Sama seperti semua pengetahuan yang ada di bumi, pengetahuan akan diri sendiri juga mesti dipelajari. Pengetahuan tersebut mesti dimulai dengan keputusan ingin belajar. Mengumpulkan materi, mencatat, mengerjakan pekerjaan rumah, trial and error, dan melalui ujian. Metode persisnya bagaimana? Sayangnya tidak ada jawaban pasti akan hal ini. Kita sendiri yang harus mencari tahu cara terbaik untuk bisa lebih memahami dan mengenali diri kita. Tanpa kesadaran untuk memahami dan mengenali diri, kita hanya akan terombang-ambing di tengah hidup.
Sama seperti semua pengetahuan yang ada di bumi, pengetahuan akan diri sendiri juga mesti dipelajari. Pengetahuan tersebut mesti dimulai dengan keputusan ingin belajar. Mengumpulkan materi, mencatat, mengerjakan pekerjaan rumah, trial and error, dan melalui ujian.
Kalau prioritas hidupku disederhanakan, tujuanku saat ini adalah radical acceptance. Bagaimana aku bisa mengenali dan menerima aspek-aspek yang ada dalam diriku. Menerima masa lalu, masa kini, dan ketidakpastian masa depan dengan lapang. Memahami apa saja kebutuhan, kapasitas, batasan, kekurangan, dan kelebihan yang aku miliki. Memahami diri juga tidak lantas membuat hidup menjadi mudah dan tanpa masalah, karena hidup dirancang untuk penuh dinamika. Sedih-bahagia, naik-turun, marah-gembira, namun dengan pemahaman yang lebih baik pada diri sendiri, kita akan lebih mampu meregulasi segala kejadian berikut gejolak emosi yang datang.

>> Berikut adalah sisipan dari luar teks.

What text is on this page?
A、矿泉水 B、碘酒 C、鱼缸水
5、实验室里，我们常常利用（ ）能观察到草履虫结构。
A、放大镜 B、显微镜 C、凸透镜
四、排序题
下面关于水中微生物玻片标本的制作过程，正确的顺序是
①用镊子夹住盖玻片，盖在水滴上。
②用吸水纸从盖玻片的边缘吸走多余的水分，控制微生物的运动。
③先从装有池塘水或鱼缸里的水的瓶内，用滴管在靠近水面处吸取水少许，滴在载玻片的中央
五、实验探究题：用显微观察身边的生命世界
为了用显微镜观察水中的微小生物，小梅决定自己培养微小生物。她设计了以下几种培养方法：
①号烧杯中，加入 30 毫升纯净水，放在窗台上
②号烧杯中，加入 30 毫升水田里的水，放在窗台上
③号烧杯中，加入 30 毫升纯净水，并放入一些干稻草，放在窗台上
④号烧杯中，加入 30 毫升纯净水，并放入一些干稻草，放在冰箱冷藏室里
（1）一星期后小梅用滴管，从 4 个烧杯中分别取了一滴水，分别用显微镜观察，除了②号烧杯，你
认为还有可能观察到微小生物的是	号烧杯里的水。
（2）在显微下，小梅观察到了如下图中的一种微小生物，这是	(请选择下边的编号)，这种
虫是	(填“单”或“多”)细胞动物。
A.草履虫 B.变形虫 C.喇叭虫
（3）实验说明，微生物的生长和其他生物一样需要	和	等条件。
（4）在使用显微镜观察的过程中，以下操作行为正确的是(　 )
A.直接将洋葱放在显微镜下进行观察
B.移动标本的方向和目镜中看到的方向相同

Selain buku “In The Middle of Everything”, aku juga melakukan eksplorasi visual pada tema yang sama melalui karya-karya yang tengah dipamerkan di dia.lo.gue, Jakarta. Pameran ini bisa kamu kunjungi sampai tanggal 11 Juni 2023. Aku berharap teman-teman yang datang dapat menemukan kesenangan dan terpantik untuk ikut menemukan metode untuk akrab dengan diri sendiri di tengah hal-hal. Tidak harus dengan membuat karya, karena peran dan kontribusi semua orang berbeda-beda. Mulai berproses menemukan aktivitas yang memproduksi sesuatu alih-alih mengonsumsi akan memberimu ruang untuk akrab dan berdialog dengan diri sendiri, bisa dengan aktivitas berkebun, menjahit, menggambar, menulis dan masih banyak lagi.
Di tengah hal-hal temukan titik senangmu, tempat kamu bisa pulang dengan aman dan nyaman di situasi apapun.